On or about this day in 1796,William Henry Ireland published in London An Authentic Account of the Shakspeare Manuscripts, in which he confessed the sensational forgery of several Shakespeare manuscripts. Ireland wrote:

“I solemnly declare first, that my father was perfectly unacquainted with the whole affair, believing the papers most firmly the productions of Shakspeare. Secondly, that I am myself both the author and writer, and had no aid from any soul living, and that I should never have gone so far, but the world praised the papers so much and therefore flattered my vanity.”

Ireland, the son of a rare book dealer with a special interest in Shakespeare, had accompanied his father on a trip to Stratford-on-Avon in 1794, where he met John Jordan, who had admitted forging the last will of Shakespeare’s father. The young man, just seventeen years of age, became curious about Jordan’s methods. This forgery so excited his interest that he proceeded, primarily to please his father, to “discover” a number of lost Shakespeare documents, in the form of the actor’s contracts, letters, and notes. His imitation of Shakespeare’s calligraphy was close enough that the foremost bibliophiles and scholars in London accepted them as true copies.

Ireland was so delighted with the results of his forgeries that he even wrote a complete play, entitled Vortigern and Rowena, which was actually performed in the Drury Lane Theatre on April 2, 1796.The London drama critics were considerably more astute than the bibliophiles, with the result that the pseudo-Shakespeare was quickly uncovered. In 1805, Ireland wrote his Confessions, in which he related his methods in duping the experts.

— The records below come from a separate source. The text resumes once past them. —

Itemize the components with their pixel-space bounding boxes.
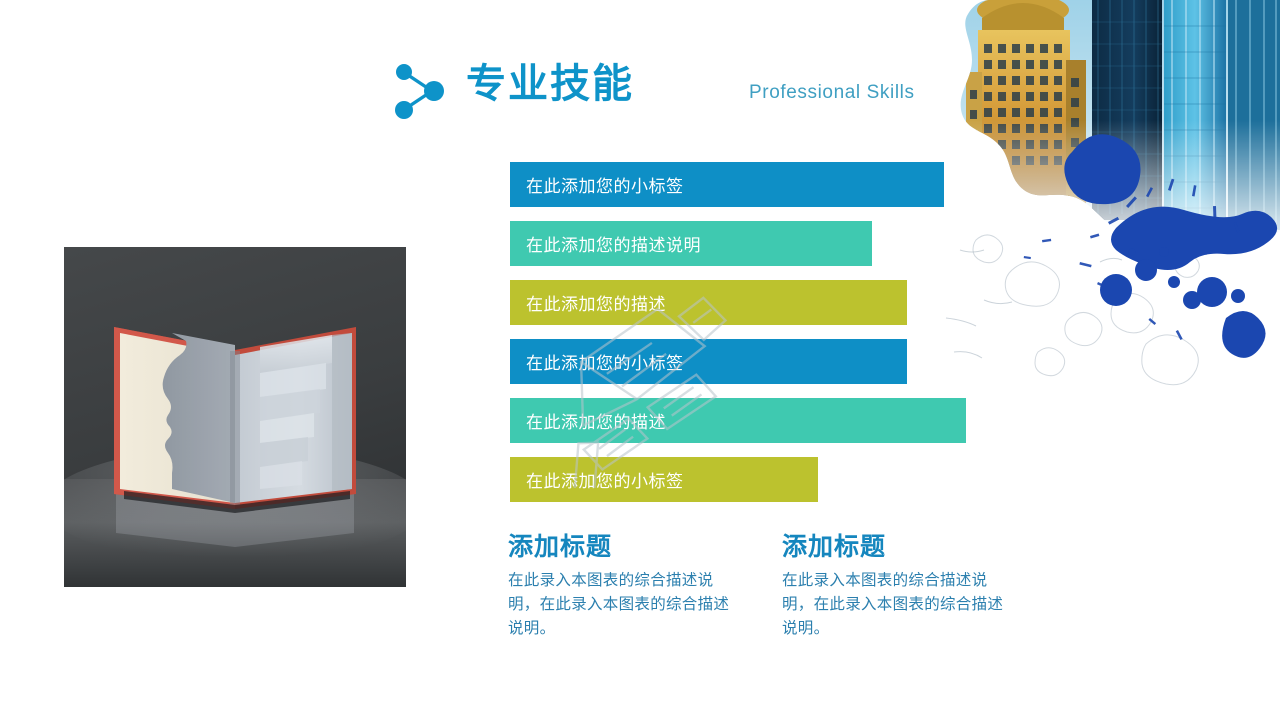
description-column: 添加标题 在此录入本图表的综合描述说明，在此录入本图表的综合描述说明。 <box>782 532 1018 641</box>
bar-row[interactable]: 在此添加您的描述 <box>510 280 907 325</box>
description-column: 添加标题 在此录入本图表的综合描述说明，在此录入本图表的综合描述说明。 <box>508 532 744 641</box>
page-title: 专业技能 <box>466 56 634 112</box>
bar-row[interactable]: 在此添加您的描述 <box>510 398 966 443</box>
slide-canvas: 专业技能 Professional Skills <box>0 0 1280 720</box>
share-nodes-icon <box>392 62 454 120</box>
description-columns: 添加标题 在此录入本图表的综合描述说明，在此录入本图表的综合描述说明。 添加标题… <box>508 532 1028 672</box>
bar-label: 在此添加您的小标签 <box>510 467 684 492</box>
skills-bar-chart: 在此添加您的小标签 在此添加您的描述说明 在此添加您的描述 在此添加您的小标签 … <box>510 162 990 502</box>
column-title: 添加标题 <box>782 532 1018 562</box>
bar-row[interactable]: 在此添加您的小标签 <box>510 457 818 502</box>
column-title: 添加标题 <box>508 532 744 562</box>
bar-row[interactable]: 在此添加您的小标签 <box>510 162 944 207</box>
bar-row[interactable]: 在此添加您的小标签 <box>510 339 907 384</box>
bar-row[interactable]: 在此添加您的描述说明 <box>510 221 872 266</box>
bar-label: 在此添加您的描述 <box>510 408 666 433</box>
bar-label: 在此添加您的小标签 <box>510 172 684 197</box>
bar-label: 在此添加您的描述说明 <box>510 231 701 256</box>
column-body: 在此录入本图表的综合描述说明，在此录入本图表的综合描述说明。 <box>782 569 1018 641</box>
bar-label: 在此添加您的小标签 <box>510 349 684 374</box>
bar-label: 在此添加您的描述 <box>510 290 666 315</box>
page-subtitle: Professional Skills <box>749 82 915 104</box>
column-body: 在此录入本图表的综合描述说明，在此录入本图表的综合描述说明。 <box>508 569 744 641</box>
open-book-photo <box>64 247 406 587</box>
slide-header: 专业技能 Professional Skills <box>392 56 992 126</box>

“It became necessary,” he wrote, “that I should possess a sufficient quantity of old paper to enable me to proceed; in consequence of which I applied to a bookseller named Verey, in Great May’s buildings, St. Martin’s Lane, who, for the sum of five shillings, suffered me to take from all the folio and quarto volumes in his shop the fly-leaves which they contained. . . . As I was fully aware, from the variety of watermarks which are in existence at the present day, that they must have constantly been altered since the period of Elizabeth, and being for some time wholly unacquainted with the watermarks of that age, I very carefully produced my first specimens of the writing on such sheets of old paper as had no watermark whatever. Having heard it frequently stated that such marks on paper would have greatly tended to establish their validity, I listened attentively to every remark which was made upon the subject, and from thence I at length gleaned the intelligence that a jug was the prevalent watermark of the reign of Elizabeth: in consequence of which I inspected all the sheets of old paper then in my possession; and having selected such as had the jug upon them, I produced the succeeding manuscripts upon these; being careful, however, to mingle with them a certain number of blank leaves, that the production on a sudden of so many watermarks might excite suspicion in the breasts of those persons who were most conversant with the manuscripts.”